Les incidents antisémites en Allemagne ont bondi de 77 % en 2024, selon un rapport publié ce mercredi par l'Association fédérale de documentation et de recherche sur l'antisémitisme (RIAS).
Les chiffres sont particulièrement alarmants : 8 627 incidents antisémites ont été documentés sur l'ensemble du territoire allemand l'année dernière, contre 4 873 en 2023. Cette explosion trouve principalement ses racines dans les réactions publiques et politiques consécutives à l'attaque du Hamas du 7 octobre 2023 et au conflit qui a suivi dans la bande de Gaza.
L'anti-israélisme, moteur principal de la hausse
L'analyse des données révèle que 68% des incidents recensés étaient de nature anti-israélienne, illustrant comment les tensions liées à la guerre à Gaza se répercutent sur la communauté juive locale. Les manifestations ont constitué un terreau particulièrement fertile pour ces expressions de haine : au moins 1 802 rassemblements ont été le théâtre d'incidents antisémites.
Lors de ces événements, les enquêteurs ont documenté des comparaisons avec la Shoah, l'expression d'admiration pour des organisations terroristes comme le Hamas et le Hezbollah, ainsi que des menaces proférées contre les contre-manifestants.
L'extrême droite également en progression
Parallèlement à cette vague anti-israélienne, le rapport fait état d'une augmentation de 28% des incidents antisémites imputables à l'extrême droite. Dans les deux tiers de ces cas, les auteurs ont procédé à un dénigrement ou à une glorification de l'Holocauste, révélant la persistance d'un antisémitisme traditionnel dans ce milieu.
L'un des cas les plus choquants implique un conseiller municipal de l'Alternative pour l'Allemagne (AfD) qui a menacé un habitant en déclarant : "Tu finiras à Buchenwald", en référence au camp de concentration nazi. Une menace qui illustre la banalisation inquiétante de la rhétorique nazie dans certains milieux politiques.

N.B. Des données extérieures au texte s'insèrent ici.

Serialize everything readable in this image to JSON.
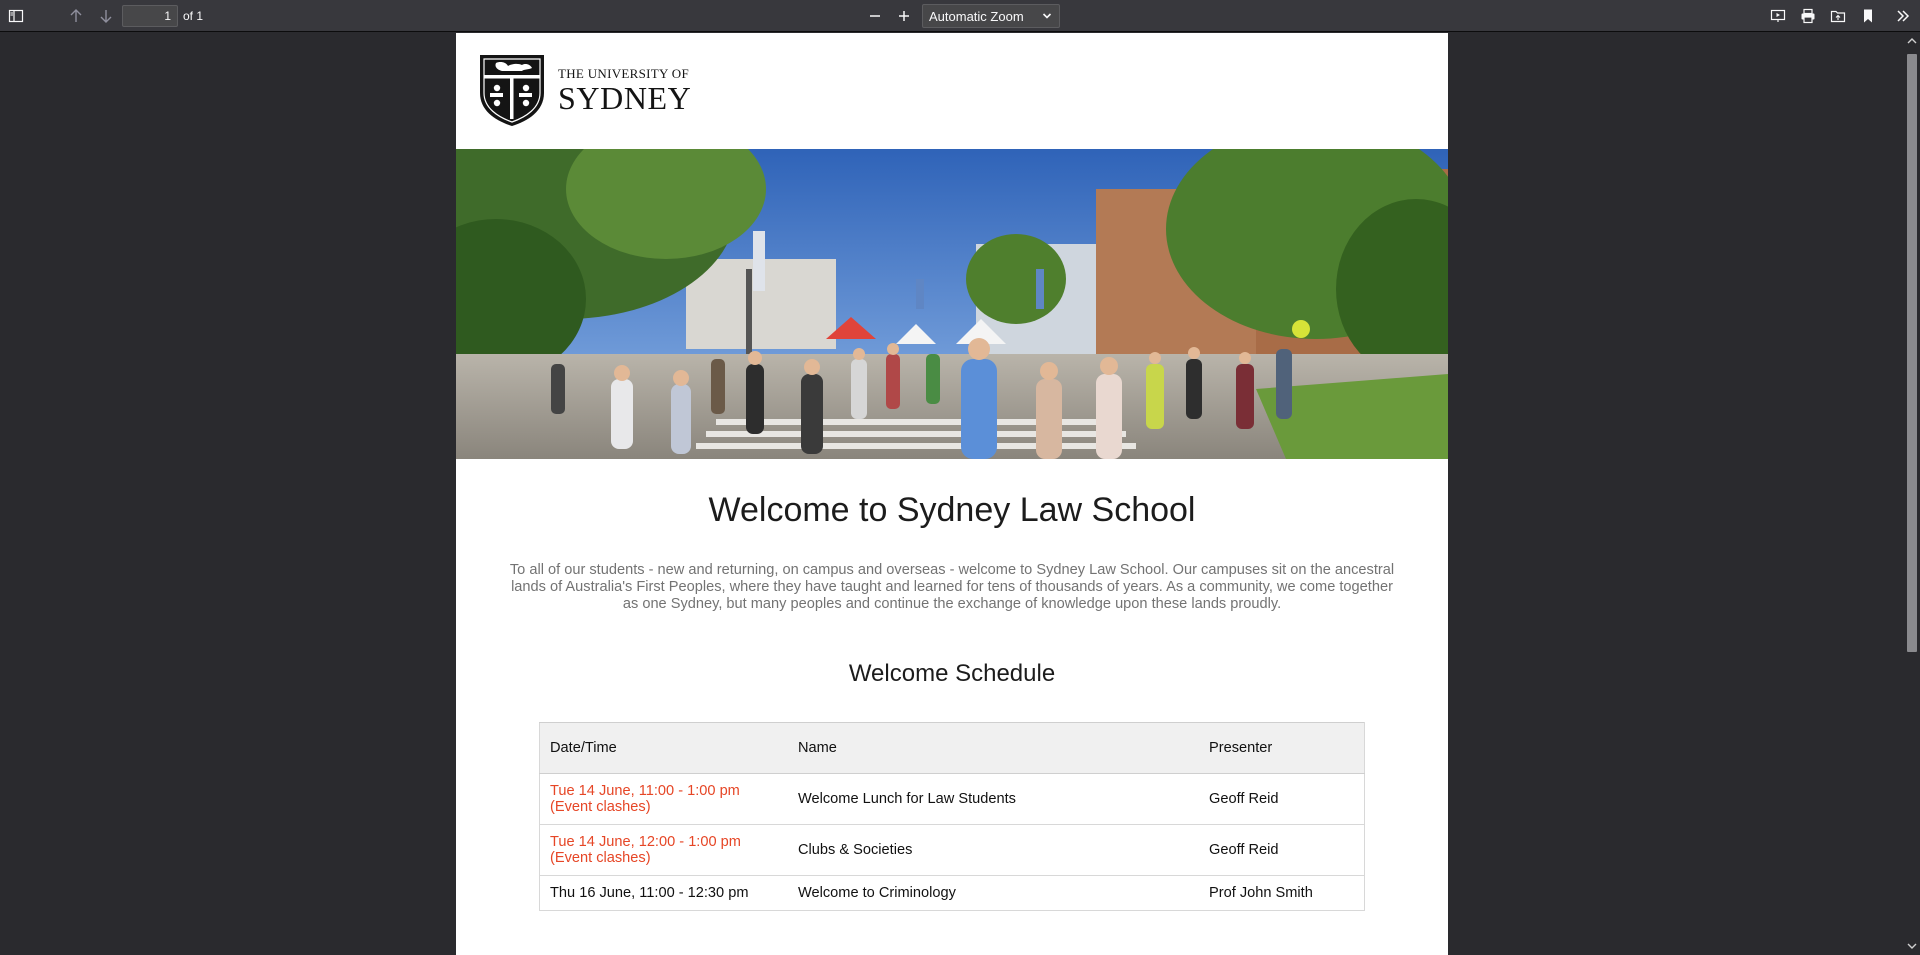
{
  "toolbar": {
    "page_number": "1",
    "page_count": "of 1",
    "zoom": "Automatic Zoom",
    "icons": {
      "sidebar": "sidebar-toggle-icon",
      "prev": "arrow-up-icon",
      "next": "arrow-down-icon",
      "zoom_out": "minus-icon",
      "zoom_in": "plus-icon",
      "presentation": "presentation-mode-icon",
      "print": "print-icon",
      "open": "open-file-icon",
      "bookmark": "bookmark-icon",
      "tools": "double-chevron-right-icon"
    }
  },
  "document": {
    "logo": {
      "line1": "THE UNIVERSITY OF",
      "line2": "SYDNEY"
    },
    "hero_image": "campus-crowd-photo",
    "title": "Welcome to Sydney Law School",
    "intro": "To all of our students - new and returning, on campus and overseas - welcome to Sydney Law School. Our campuses sit on the ancestral lands of Australia's First Peoples, where they have taught and learned for tens of thousands of years. As a community, we come together as one Sydney, but many peoples and continue the exchange of knowledge upon these lands proudly.",
    "schedule": {
      "title": "Welcome Schedule",
      "headers": [
        "Date/Time",
        "Name",
        "Presenter"
      ],
      "rows": [
        {
          "date": "Tue 14 June, 11:00 - 1:00 pm",
          "note": "(Event clashes)",
          "name": "Welcome Lunch for Law Students",
          "presenter": "Geoff Reid"
        },
        {
          "date": "Tue 14 June, 12:00 - 1:00 pm",
          "note": "(Event clashes)",
          "name": "Clubs & Societies",
          "presenter": "Geoff Reid"
        },
        {
          "date": "Thu 16 June, 11:00 - 12:30 pm",
          "name": "Welcome to Criminology",
          "presenter": "Prof John Smith"
        }
      ]
    }
  },
  "colors": {
    "toolbar_bg": "#38383d",
    "viewer_bg": "#2a2a2e",
    "clash_text": "#e64626",
    "intro_text": "#737373"
  }
}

Les campus universitaires, nouveaux foyers de tension
L'antisémitisme gagne également du terrain dans les établissements d'enseignement, avec 450 incidents recensés dans des universités et des écoles répartis sur 56 sites différents. Cette situation préoccupante a poussé Ron Dekel, président de l'Association des étudiants juifs d'Allemagne, à tirer la sonnette d'alarme.
"Les étudiants juifs ne se sentent pas en sécurité sur les campus", a-t-il averti, appelant à la nomination de commissaires professionnels dédiés à la lutte contre l'antisémitisme dans chaque établissement universitaire. Cette demande souligne l'urgence d'une réponse institutionnelle face à la dégradation du climat sur les campus.
Le Dr Felix Klein, commissaire du gouvernement fédéral à la vie juive et à la lutte contre l'antisémitisme, a reconnu l'ampleur inattendue du phénomène. "La haine antisémite est devenue plus répandue que nous aurions pu l'imaginer il y a quelques années", a-t-il déclaré, insistant sur la nécessité d'élargir la lutte à l'ensemble de la société civile.
Benjamin Steinitz, directeur général du RIAS, considère que les événements du 7 octobre marquent "un tournant dans la vie juive en Allemagne". Pour enrayer cette tendance inquiétante, il préconise une approche multidimensionnelle : "La définition de travail de l'IHRA doit être reconnue comme une pierre angulaire, et des efforts continus doivent être investis dans la recherche et l'éducation."
Des incidents marquants
Plusieurs événements ont particulièrement marqué l'année 2024, notamment la fusillade devant le consulat israélien à Munich le 5 septembre, ou encore l'attaque au couteau survenue au mémorial de l'Holocauste à Berlin. Autant d'attentats qui témoignent de l'escalade dans la gravité des actes antisémites.